Hi there,
I’m currently working with BART for conditional generation and would like to generate some good old-fashioned sampled outputs (i.e. nothing fancy and no beam search) for experimentation.
According to the very nice blog post by @patrickvonplaten, this should be possible by providing do_sample=True
and top_k=0
to the .generate()
method.
However, it seems that the outputs are actually beam_search
outputs and not true samples. E.g. output object is BeamSampleEncoderDecoderOutput
and not SampleEncoderDecoderOutput
, as I would have expected.
Here’s a minimal example for what I’m trying to do. Note, for portability I’m just using the pre-trained model in this example but in my original code I’m loading a fine-tuned model.
import sys
import torch
from transformers import BartTokenizer, BartForConditionalGeneration, BartConfig
# expects path to local HuggingFace pre-trained model
model_path = sys.argv[1]
num_return_sequences = 10
max_length = 256
# load from pre-trained
model = BartForConditionalGeneration.from_pretrained(model_path)
config = BartConfig.from_pretrained(model_path)
tokenizer = BartTokenizer.from_pretrained(model_path, use_fast=True)
if torch.cuda.is_available():
model.cuda()
model.eval()
# list of sentences for decoding
sents = [
'In its most basic form, sampling means randomly picking the next word according to its conditional probability distribution.',
'Taking the example from above, the following graphic visualizes language generation when sampling.',
'In transformers, we set do_sample=True and deactivate Top-K sampling (more on this later) via top_k=0.']
# decode each input sentence - no batching!
for sent in sents:
inputs = tokenizer(sent, return_tensors="pt", padding=True, truncation=True, max_length=256)
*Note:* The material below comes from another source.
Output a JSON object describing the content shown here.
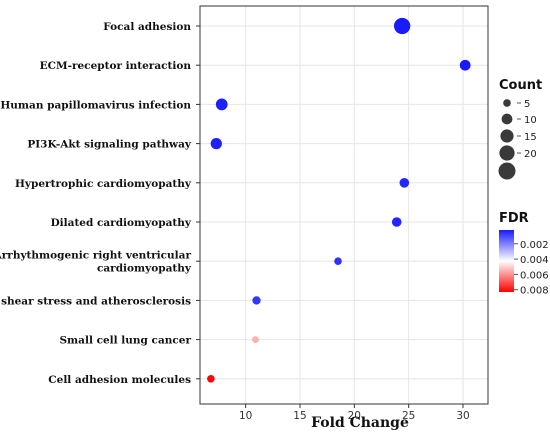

# ensure input tensors are on the same device as model
inputs.to(model.device)
output = model.generate(input_ids=inputs['input_ids'], attention_mask=inputs['attention_mask'], use_cache=True, max_length=max_length, pad_token_id=tokenizer.pad_token_id, decoder_start_token_id=tokenizer.pad_token_id, do_sample=True, top_k=0, num_return_sequences=num_return_sequences, return_dict_in_generate=True)
print(type(output))
batch_hyp_strs = tokenizer.batch_decode(output.sequences.tolist(), skip_special_tokens=True)
print('src:\t', sent)
for hyp in batch_hyp_strs:
print(f'\t{hyp}')
print()
Any clarification on how to get true random samples from pre-trained/fine-tuned BART for conditional generation would be much appreciated!
Environment details
torch==1.8.0
transformers==4.9.0 (installed from source)